La impronta japonesa se notaba en la calma y la dedicación. La pareja transmitió a sus hijos el respeto por el cliente, la disciplina y la humildad en el trabajo. Muchos vecinos disfrutaban de pasarse el rato en el vivero entre las plantas y flores.
Tres etapas, un legado
Para Mariela, el vivero tuvo tres etapas bien definidas. La primera, la más romántica, en la que el cliente paseaba por los pasillos y se llevaba las plantas que le gustaban. La segunda, cuando empezaron a proveer a negocios como la desaparecida cadena de supermercado neuquina Topsy. Y la tercera, más difícil, marcada por la irrupción de grandes superficies como Easy, que ofrecían precios bajos, muy difícil de mejorar.

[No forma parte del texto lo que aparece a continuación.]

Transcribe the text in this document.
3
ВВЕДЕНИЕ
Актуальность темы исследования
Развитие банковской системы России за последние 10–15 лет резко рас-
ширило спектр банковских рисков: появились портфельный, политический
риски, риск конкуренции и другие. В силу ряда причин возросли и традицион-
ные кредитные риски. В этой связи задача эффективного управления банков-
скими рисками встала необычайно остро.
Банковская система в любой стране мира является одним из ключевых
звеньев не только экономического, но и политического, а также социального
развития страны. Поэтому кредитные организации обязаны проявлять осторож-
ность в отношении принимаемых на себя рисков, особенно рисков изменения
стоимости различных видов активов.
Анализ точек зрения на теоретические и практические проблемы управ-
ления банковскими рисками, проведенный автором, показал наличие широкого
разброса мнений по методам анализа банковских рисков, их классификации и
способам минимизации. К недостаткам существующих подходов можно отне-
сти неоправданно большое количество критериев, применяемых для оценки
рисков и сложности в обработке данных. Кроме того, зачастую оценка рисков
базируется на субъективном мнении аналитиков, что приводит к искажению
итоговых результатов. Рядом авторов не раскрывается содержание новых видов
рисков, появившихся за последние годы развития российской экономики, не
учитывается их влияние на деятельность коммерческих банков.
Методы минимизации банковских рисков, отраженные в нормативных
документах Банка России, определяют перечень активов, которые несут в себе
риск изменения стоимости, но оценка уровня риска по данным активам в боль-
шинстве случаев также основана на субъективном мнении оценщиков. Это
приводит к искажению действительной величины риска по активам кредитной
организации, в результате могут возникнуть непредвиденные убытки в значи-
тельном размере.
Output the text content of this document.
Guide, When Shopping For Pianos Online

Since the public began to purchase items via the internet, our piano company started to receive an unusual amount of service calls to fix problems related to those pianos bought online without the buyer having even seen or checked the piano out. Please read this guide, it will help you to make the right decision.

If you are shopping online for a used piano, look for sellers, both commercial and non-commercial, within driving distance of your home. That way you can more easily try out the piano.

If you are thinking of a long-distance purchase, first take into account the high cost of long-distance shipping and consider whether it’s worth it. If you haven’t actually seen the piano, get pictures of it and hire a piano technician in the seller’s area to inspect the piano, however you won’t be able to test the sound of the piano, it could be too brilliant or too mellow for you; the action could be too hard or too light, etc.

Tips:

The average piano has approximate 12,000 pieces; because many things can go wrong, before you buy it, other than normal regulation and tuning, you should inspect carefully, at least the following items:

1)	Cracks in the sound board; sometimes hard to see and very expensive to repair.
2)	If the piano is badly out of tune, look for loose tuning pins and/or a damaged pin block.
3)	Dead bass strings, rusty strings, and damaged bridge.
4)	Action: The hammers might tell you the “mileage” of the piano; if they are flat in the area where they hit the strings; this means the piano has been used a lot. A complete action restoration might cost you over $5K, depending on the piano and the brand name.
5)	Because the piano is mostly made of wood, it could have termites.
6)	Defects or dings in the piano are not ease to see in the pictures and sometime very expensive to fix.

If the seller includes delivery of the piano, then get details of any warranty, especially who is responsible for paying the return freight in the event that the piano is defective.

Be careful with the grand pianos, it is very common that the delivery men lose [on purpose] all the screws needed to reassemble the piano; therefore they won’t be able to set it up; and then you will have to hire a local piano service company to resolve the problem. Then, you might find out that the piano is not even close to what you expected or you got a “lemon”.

“La gente se dio cuenta después que no es lo mismo. En un vivero hay alguien que te escucha, que te asesora según tus gustos y el espacio de tu casa. Eso se pierde ahora”, lamentó Mariela.
El vivero fue también escenario de pérdidas dolorosas. Hiroshi falleció en 2019. Cristina, en 2022. Y en 2024, la familia sufrió otro duro golpe con la muerte de una de las hermanas.
Esas ausencias hicieron más difícil sostener el negocio. A ello se sumó la crisis económica y la multiplicación de viveros y ferias informales tras la pandemia del coronavirus.
“Ya no da. Este rubro está muy flojo. Bajaron mucho las ventas. Antes se vendían las plantas, se vendía. Ahora es muy difícil”, reconoció Mario, con congoja por esta etapa definitiva que decidieron en familia.
Los hermanos se acordaron cuando llegaban personas a llevar al jardín a sus hijos, es que se equivocaban y pensaban que era un jardín de infantes, en vez de un jardín japonés de plantas y flores. También recordaron los muchos que paraban confundiendo el alambrado. "Pensaban que vendíamos huevos, no se dónde imaginaban las gallinas", sonrieron.
El adiós definitivo
El vivero cierra sus puertas este domingo. No habrá liquidación ni grandes ofertas: lo poco que queda se vende a precio normal para saldar deudas con proveedores y afrontar los costos de logística. Mario y Mauricio van a atender este domingo de 9 a 12 y de 15 a 18 cuando finalmente cierren el portón para siempre.
“Es tristeza, sí, porque es toda una vida. Pero también es un descanso. Ya se cumplió una etapa”, reflexionó Mauricio. Mario, por su parte, planea tomarse un tiempo para cuidar su salud. “Después veré qué hago. Por ahora necesito parar”, dijo.
El Vivero Moriyama no fue solo un comercio. Fue un lugar de encuentro, de paseo, de aprendizaje. Generaciones de neuquinos compraron allí sus primeras plantas, aprendieron a cuidarlas y volvieron una y otra vez en busca de consejos.
“Es hacer el duelo otra vez. Entender que este cambio no es olvidar a nuestros viejos, sino recordar los buenos tiempos, la felicidad de habernos criado en ese lugar”, resumió Mariela.
Neuquén despide así a uno de sus viveros pioneros, que durante más de medio siglo sostuvo, con paciencia japonesa y corazón neuquino, un lazo verde con la comunidad. Queda la memoria de Hiroshi y Cristina, de sus siete hijos corriendo descalzos por el predio, y de tantos vecinos que encontraron allí algo más que una planta: encontraron atención, calidez y una parte de la historia de la ciudad.